Volatilitas parpol baru biasanya tinggi di tingkat lokal, namun cenderung rendah di tingkat nasional dan adanya kecenderungan para pemilih untuk memilih partai yang sama, sedangkan minat masyarakat pada mereka terus menurun.
"Total suara partai baru di 2004 itu 21,3 persen, hanya kalah dari Golkar yang memperoleh 22 persen lebih. Jumlah itu, turun jadi 7,2% di 2009 dan seterusnya," ungkap Djayadi .

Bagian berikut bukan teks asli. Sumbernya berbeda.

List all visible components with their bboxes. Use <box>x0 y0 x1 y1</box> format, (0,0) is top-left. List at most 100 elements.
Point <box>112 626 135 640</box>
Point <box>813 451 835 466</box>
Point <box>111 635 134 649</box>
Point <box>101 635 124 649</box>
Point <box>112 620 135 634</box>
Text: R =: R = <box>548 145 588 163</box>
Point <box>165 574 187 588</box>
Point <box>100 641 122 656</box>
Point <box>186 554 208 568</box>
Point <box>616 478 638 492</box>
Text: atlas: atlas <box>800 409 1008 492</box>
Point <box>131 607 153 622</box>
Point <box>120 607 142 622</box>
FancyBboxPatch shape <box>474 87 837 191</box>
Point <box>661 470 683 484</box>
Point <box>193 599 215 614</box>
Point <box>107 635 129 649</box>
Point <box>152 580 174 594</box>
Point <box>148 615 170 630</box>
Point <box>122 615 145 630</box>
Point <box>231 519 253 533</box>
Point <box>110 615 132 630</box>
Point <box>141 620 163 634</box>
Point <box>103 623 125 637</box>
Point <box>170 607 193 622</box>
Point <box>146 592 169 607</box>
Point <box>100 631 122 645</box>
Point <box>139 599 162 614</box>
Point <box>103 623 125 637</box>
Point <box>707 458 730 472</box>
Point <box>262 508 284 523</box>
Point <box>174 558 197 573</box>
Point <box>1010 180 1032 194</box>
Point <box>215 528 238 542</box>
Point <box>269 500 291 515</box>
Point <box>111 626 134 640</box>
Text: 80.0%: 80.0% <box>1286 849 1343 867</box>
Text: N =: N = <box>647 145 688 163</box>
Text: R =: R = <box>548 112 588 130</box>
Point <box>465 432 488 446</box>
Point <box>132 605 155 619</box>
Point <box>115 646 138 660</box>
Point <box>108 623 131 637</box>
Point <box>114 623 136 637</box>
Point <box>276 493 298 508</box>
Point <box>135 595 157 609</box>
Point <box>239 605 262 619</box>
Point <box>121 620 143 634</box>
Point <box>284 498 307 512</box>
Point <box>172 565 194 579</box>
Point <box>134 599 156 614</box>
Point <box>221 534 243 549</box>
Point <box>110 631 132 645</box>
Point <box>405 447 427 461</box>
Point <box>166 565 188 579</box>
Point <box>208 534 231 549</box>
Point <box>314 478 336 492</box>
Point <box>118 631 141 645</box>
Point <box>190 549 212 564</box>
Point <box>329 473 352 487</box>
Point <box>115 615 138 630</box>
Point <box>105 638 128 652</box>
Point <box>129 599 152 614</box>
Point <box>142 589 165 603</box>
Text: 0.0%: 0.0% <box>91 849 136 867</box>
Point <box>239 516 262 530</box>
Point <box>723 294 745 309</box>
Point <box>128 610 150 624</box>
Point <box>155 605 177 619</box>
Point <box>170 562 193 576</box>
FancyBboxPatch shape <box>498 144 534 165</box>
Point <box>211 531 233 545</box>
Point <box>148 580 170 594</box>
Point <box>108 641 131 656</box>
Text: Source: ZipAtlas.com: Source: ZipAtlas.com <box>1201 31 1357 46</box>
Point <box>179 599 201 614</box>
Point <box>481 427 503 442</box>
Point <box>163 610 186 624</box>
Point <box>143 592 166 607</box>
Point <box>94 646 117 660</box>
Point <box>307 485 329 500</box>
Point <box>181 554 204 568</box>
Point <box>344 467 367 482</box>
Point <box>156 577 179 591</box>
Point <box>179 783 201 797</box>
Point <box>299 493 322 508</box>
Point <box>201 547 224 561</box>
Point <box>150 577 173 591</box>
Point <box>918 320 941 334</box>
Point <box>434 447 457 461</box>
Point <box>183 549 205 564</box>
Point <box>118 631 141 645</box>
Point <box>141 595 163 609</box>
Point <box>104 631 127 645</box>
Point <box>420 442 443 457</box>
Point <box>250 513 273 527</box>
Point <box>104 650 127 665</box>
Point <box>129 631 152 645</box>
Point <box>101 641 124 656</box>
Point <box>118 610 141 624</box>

Meski begitu, parpol baru masih memiliki peluang, yakni dengan kemungkinan 85 persen pemilih di Indonesia mudah berpindah dukungan dan angka swing voters yang tinggi. Selain itu penggunaan media sosial dan internet juga bisa menjadi langkah tepat.
"Party ID di Indonesia sangat kecil. Artinya, secara teori, 85 persen pemilih Indonesia mudah pindah ke lain parpol. Jika hanya pakai satu indikator ini, swing voter menjadi sangat tinggi. Selain itu, pengguna internet juga sangat tinggi,” jelas Djayadi.
Di sisi lain, Sekjen Partai Gelora, Mahfudz Siddiq menjelaskan bahwa tantangan yang dimiliki oleh parpol baru dan parpol non-parlemen adalah karena diselenggarakannya pelaksanaan Pemilu serentak sehingga akan menguntungkan partai yang mengusung Capres.
“Ketika isu Pilpres menguat, muncul apa yang disebut dengan cottail effect. Parpol mendapat suara dari dukungannya terhadap capres. Partai yang tidak punya dukungan terhadap capres, akan menghadapi kendala elektabilitas,” kata Mahfudz.